Senate Gearing Up for Debate on Drug Price Negotiations
Senate Majority Leader Harry Reid (D-Nev.) on Tuesday said the Senate soon will consider legislation that would allow the government to negotiate prices with pharmaceutical companies under the Medicare prescription drug benefit, the AP/San Francisco Chronicle reports (Freking, AP/San Francisco Chronicle, 4/11).
The House in January passed a bill (HR 4) that would require the HHS secretary to negotiate prices directly with pharmaceutical companies under the Medicare prescription drug benefit and report to Congress in six months (California Healthline, 3/29).
The Senate legislation would lift the ban barring the HHS secretary from negotiating drug prices.

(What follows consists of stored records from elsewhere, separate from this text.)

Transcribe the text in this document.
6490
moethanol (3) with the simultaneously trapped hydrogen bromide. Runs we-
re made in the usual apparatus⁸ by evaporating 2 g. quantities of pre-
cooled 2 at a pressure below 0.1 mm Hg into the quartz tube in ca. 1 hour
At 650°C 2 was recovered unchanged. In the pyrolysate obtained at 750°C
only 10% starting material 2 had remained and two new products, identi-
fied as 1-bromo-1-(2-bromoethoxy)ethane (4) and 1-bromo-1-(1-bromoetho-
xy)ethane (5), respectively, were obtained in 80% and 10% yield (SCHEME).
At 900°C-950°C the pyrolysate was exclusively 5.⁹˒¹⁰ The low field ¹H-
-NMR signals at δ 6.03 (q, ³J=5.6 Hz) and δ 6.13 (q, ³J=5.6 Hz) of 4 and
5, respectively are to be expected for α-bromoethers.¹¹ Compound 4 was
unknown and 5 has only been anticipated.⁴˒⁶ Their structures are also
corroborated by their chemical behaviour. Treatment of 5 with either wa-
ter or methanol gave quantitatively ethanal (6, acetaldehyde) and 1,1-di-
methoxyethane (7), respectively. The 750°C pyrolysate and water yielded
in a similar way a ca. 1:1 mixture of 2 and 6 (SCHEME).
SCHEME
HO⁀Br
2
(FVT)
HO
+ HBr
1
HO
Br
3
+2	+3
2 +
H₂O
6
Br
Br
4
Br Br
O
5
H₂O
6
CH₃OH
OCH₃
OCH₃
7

Under the bill, congressional agencies such as the Congressional Budget Office would be given access to information about rebates and discounts that drug plans are negotiating with drug manufacturers. The agencies would use the data to inform Congress on how the drug plans are performing with regard to decreasing costs.

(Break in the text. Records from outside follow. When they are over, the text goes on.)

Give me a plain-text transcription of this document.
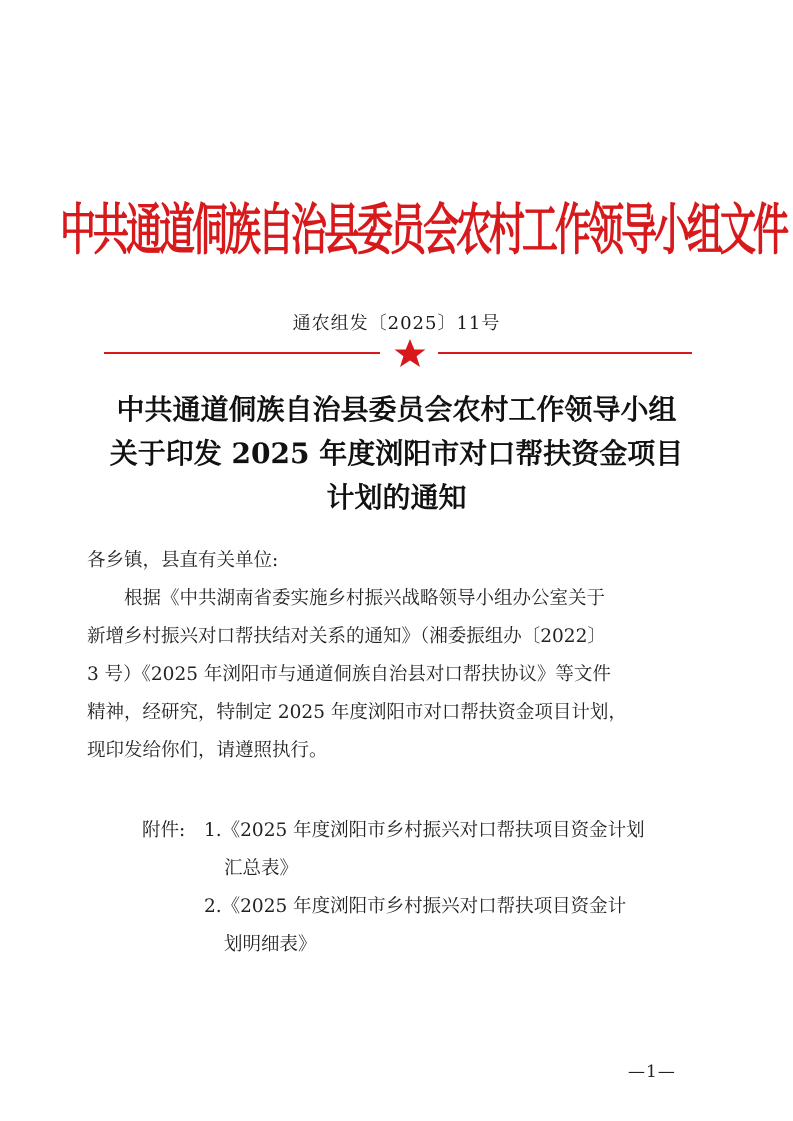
中共通道侗族自治县委员会农村工作领导小组文件
通农组发〔2025〕11号
中共通道侗族自治县委员会农村工作领导小组
关于印发 2025 年度浏阳市对口帮扶资金项目
计划的通知
各乡镇，县直有关单位:
根据《中共湖南省委实施乡村振兴战略领导小组办公室关于
新增乡村振兴对口帮扶结对关系的通知》（湘委振组办〔2022〕
3 号）《2025 年浏阳市与通道侗族自治县对口帮扶协议》等文件
精神，经研究，特制定 2025 年度浏阳市对口帮扶资金项目计划，
现印发给你们，请遵照执行。
附件: 1.《2025 年度浏阳市乡村振兴对口帮扶项目资金计划
汇总表》
2.《2025 年度浏阳市乡村振兴对口帮扶项目资金计
划明细表》
—1—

The bill also includes a provision that would require the HHS secretary to compile a list of research and studies that compare the effectiveness of drugs and medical devices, which could be used by insurers to create a list of drugs to be covered.

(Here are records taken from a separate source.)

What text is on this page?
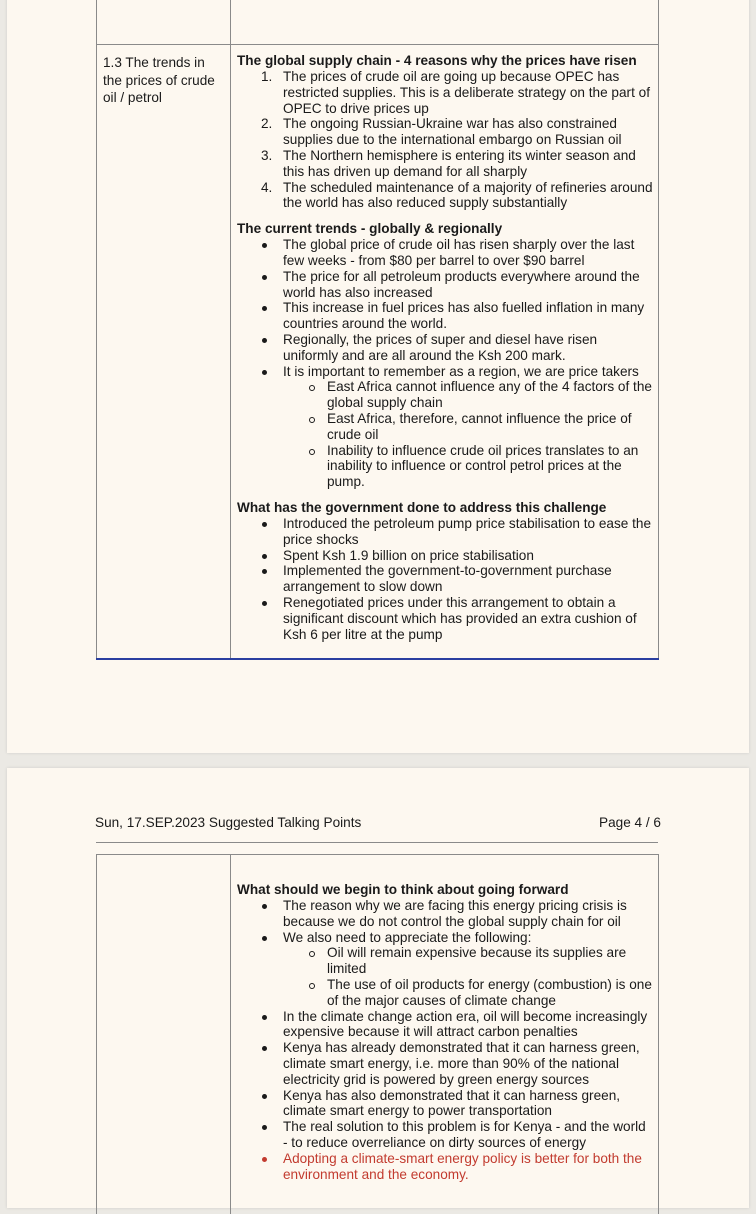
1.3 The trends in the prices of crude oil / petrol
The global supply chain - 4 reasons why the prices have risen
1. The prices of crude oil are going up because OPEC has restricted supplies. This is a deliberate strategy on the part of OPEC to drive prices up
2. The ongoing Russian-Ukraine war has also constrained supplies due to the international embargo on Russian oil
3. The Northern hemisphere is entering its winter season and this has driven up demand for all sharply
4. The scheduled maintenance of a majority of refineries around the world has also reduced supply substantially
The current trends - globally & regionally
The global price of crude oil has risen sharply over the last few weeks - from $80 per barrel to over $90 barrel
The price for all petroleum products everywhere around the world has also increased
This increase in fuel prices has also fuelled inflation in many countries around the world.
Regionally, the prices of super and diesel have risen uniformly and are all around the Ksh 200 mark.
It is important to remember as a region, we are price takers
East Africa cannot influence any of the 4 factors of the global supply chain
East Africa, therefore, cannot influence the price of crude oil
Inability to influence crude oil prices translates to an inability to influence or control petrol prices at the pump.
What has the government done to address this challenge
Introduced the petroleum pump price stabilisation to ease the price shocks
Spent Ksh 1.9 billion on price stabilisation
Implemented the government-to-government purchase arrangement to slow down
Renegotiated prices under this arrangement to obtain a significant discount which has provided an extra cushion of Ksh 6 per litre at the pump
Sun, 17.SEP.2023 Suggested Talking Points	Page 4 / 6
What should we begin to think about going forward
The reason why we are facing this energy pricing crisis is because we do not control the global supply chain for oil
We also need to appreciate the following:
Oil will remain expensive because its supplies are limited
The use of oil products for energy (combustion) is one of the major causes of climate change
In the climate change action era, oil will become increasingly expensive because it will attract carbon penalties
Kenya has already demonstrated that it can harness green, climate smart energy, i.e. more than 90% of the national electricity grid is powered by green energy sources
Kenya has also demonstrated that it can harness green, climate smart energy to power transportation
The real solution to this problem is for Kenya - and the world - to reduce overreliance on dirty sources of energy
Adopting a climate-smart energy policy is better for both the environment and the economy.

Senate Finance Committee Chair Max Baucus (D-Mont.), who wrote the bill, said the committee will meet Thursday to discuss the legislation. Baucus said, "We're going to untie the secretary's hands to help seniors. When the market isn't providing fair prices for some drugs seniors need, there should be a way to strike better deals."
CBO said the Senate bill would have a "negligible effect on federal spending," which is the same assessment it gave the House legislation (AP/San Francisco Chronicle, 4/11).